O mais surpreendente na experiência Al Jazeera America é os seus responsáveis terem procurado criar uma espécie de CNN maior e melhor, em vez de estudarem atentamente as razões porque a Fox News, lançada 16 anos depois da CNN, rápidamente alcançou e ultrapassou esta última, e se tornou no canal noticioso por cabo mais popular da América. Se há que imitar, mais vale imitar um modelo vencedor.
A principal característica da Fox News, que a diferencia das suas concorrentes, é a alternância na programação de “pivots” como Shepard Smith ou Bret Baier para comentadores como Greta Van Susteren ou Neil Cavuto, com “personas” televisivas muito pessoais. Cada um é “dono” de um segmento de uma hora e dispõe até de um estúdio diferente dos seus colegas. Alguns, como Bill O’Reilly e Megyn Kelly (recentemente capa do The New York Times Magazine, e este mês, da Vanity Fair) são celebridades que a estação soube tornar quase membros da família dos espectadores.
Os estúdios de Megyn Kelly e Shepard Smith – que “conversa” sempre de pé com o espectador durante os seus 60 minutos, movimentando-se contínuamente pelo estúdio - são espectaculares, lembrando vastas pontes de comando “high tech” de uma nave espacial, possibilitando contínuos e extensos movimentos de câmara para focar os “pivots” e os seus entrevistados de ângulos diferentes, muitas vezes em “traveling”. Não melhora nem piora o conteúdo, mas prende a atenção.
Em contraste, o formato Al Jazeera America, mais tradicional e austero, não propicia grande empatia com os apresentadores, e dificulta uma habituação à sua companhia, além de se tornar monótono. Como comentou David Zurawik no The Baltimore Sun, “Quando se passa do Al Jazeera para a Fox News e o apresentador é alguém como a Megyn Kelly, é como passar de uma conferência universitária para uma estreia da Broadway”.

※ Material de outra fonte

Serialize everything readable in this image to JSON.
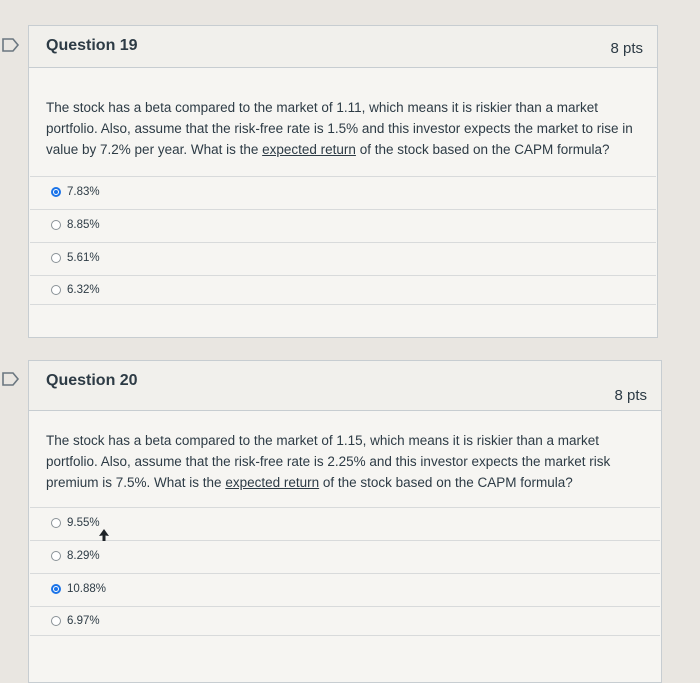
{
  "questions": [
    {
      "title": "Question 19",
      "points": "8 pts",
      "text_before": "The stock has a beta compared to the market of 1.11, which means it is riskier than a market portfolio. Also, assume that the risk-free rate is 1.5% and this investor expects the market to rise in value by 7.2% per year. What is the ",
      "text_link": "expected return",
      "text_after": " of the stock based on the CAPM formula?",
      "answers": [
        {
          "label": "7.83%",
          "selected": true
        },
        {
          "label": "8.85%",
          "selected": false
        },
        {
          "label": "5.61%",
          "selected": false
        },
        {
          "label": "6.32%",
          "selected": false
        }
      ]
    },
    {
      "title": "Question 20",
      "points": "8 pts",
      "text_before": "The stock has a beta compared to the market of 1.15, which means it is riskier than a market portfolio. Also, assume that the risk-free rate is 2.25% and this investor expects the market risk premium is 7.5%. What is the ",
      "text_link": "expected return",
      "text_after": " of the stock based on the CAPM formula?",
      "answers": [
        {
          "label": "9.55%",
          "selected": false
        },
        {
          "label": "8.29%",
          "selected": false
        },
        {
          "label": "10.88%",
          "selected": true
        },
        {
          "label": "6.97%",
          "selected": false
        }
      ]
    }
  ],
  "colors": {
    "selected_radio": "#1a73e8",
    "flag_outline": "#6b7780"
  },
  "icons": {
    "flag": "flag-bookmark-icon",
    "cursor": "mouse-pointer-icon"
  }
}
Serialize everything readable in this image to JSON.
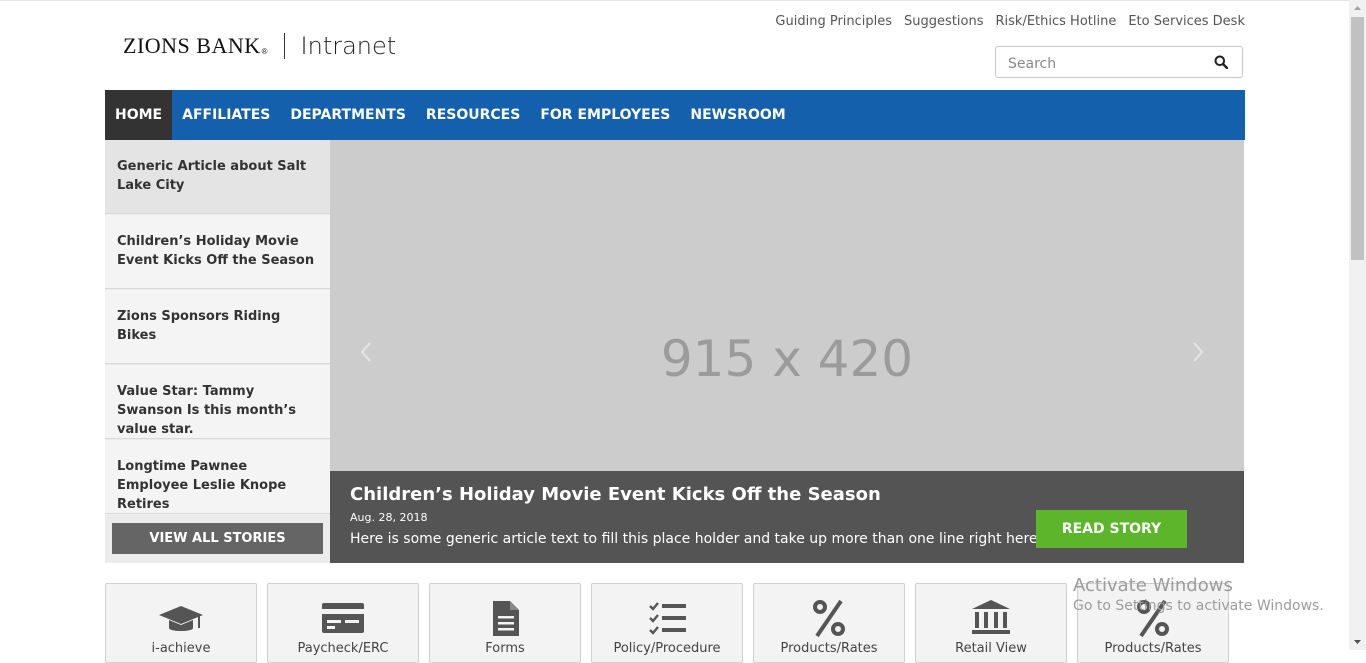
{
  "header": {
    "brand": "ZIONS BANK",
    "brand_mark": "®",
    "site_name": "Intranet",
    "utility_links": [
      "Guiding Principles",
      "Suggestions",
      "Risk/Ethics Hotline",
      "Eto Services Desk"
    ],
    "search_placeholder": "Search"
  },
  "nav": {
    "items": [
      "HOME",
      "AFFILIATES",
      "DEPARTMENTS",
      "RESOURCES",
      "FOR EMPLOYEES",
      "NEWSROOM"
    ],
    "active": "HOME",
    "color": "#1560ac"
  },
  "stories": {
    "items": [
      "Generic Article about Salt Lake City",
      "Children’s Holiday Movie Event Kicks Off the Season",
      "Zions Sponsors Riding Bikes",
      "Value Star: Tammy Swanson Is this month’s value star.",
      "Longtime Pawnee Employee Leslie Knope Retires"
    ],
    "view_all": "VIEW ALL STORIES"
  },
  "carousel": {
    "placeholder": "915 x 420",
    "title": "Children’s Holiday Movie Event Kicks Off the Season",
    "date": "Aug. 28, 2018",
    "text": "Here is some generic article text to fill this place holder and take up more than one line right here.",
    "button": "READ STORY",
    "button_color": "#5db52b"
  },
  "quick_links": [
    {
      "label": "i-achieve",
      "icon": "graduation-cap-icon"
    },
    {
      "label": "Paycheck/ERC",
      "icon": "credit-card-icon"
    },
    {
      "label": "Forms",
      "icon": "document-icon"
    },
    {
      "label": "Policy/Procedure",
      "icon": "checklist-icon"
    },
    {
      "label": "Products/Rates",
      "icon": "percent-icon"
    },
    {
      "label": "Retail View",
      "icon": "bank-icon"
    },
    {
      "label": "Products/Rates",
      "icon": "percent-icon"
    }
  ],
  "watermark": {
    "line1": "Activate Windows",
    "line2": "Go to Settings to activate Windows."
  }
}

Al Jazeera não desiste da América, e anunciou que vai apostar na plataforma digital AJ+, lançada há ano e meio, que tem tido boa aceitação. Mas a experiência noticiosa televisiva acaba em Abril, e a estação não parece ter recebido ainda quaisquer propostas de interessados no espólio.
Resta apontar, em resumo, que curiosamente nenhum dos comunicados reconhece que a primeira causa dos problemas dos respectivos órgãos é a escassez das suas audiências - a mesma causa que geralmente está na origem da extinção de qualquer órgão de comunicação social. Sem leitores (ou visitantes ou espectadores) não há anunciantes, sem anunciantes não há receita e sem receita não há milagres.
Nota Final: No princípio deste mês, o jornal diário Boston Globe mudou de distribuidor. A nova empresa teve alguns problemas durante a fase de arranque, por não ter conseguido contratar pessoal suficiente atempadamente. No domingo 3 de Janeiro, alguns dos 205 mil assinantes do jornal estavam em risco de não receber o seu jornal. Informados da situação, cerca de 200 jornalistas decidiram montar uma operação de distribuição, que arrancou à meia noite de sábado e permitiu que todos os assinantes em risco recebessem o seu exemplar, como habitualmente. Cada jornalista entregou entre 150 e 300 jornais, em média, durante essa noite. Não sabemos se no fim houve “donuts” e café quente para todos na redacção, mas é de esperar que sim.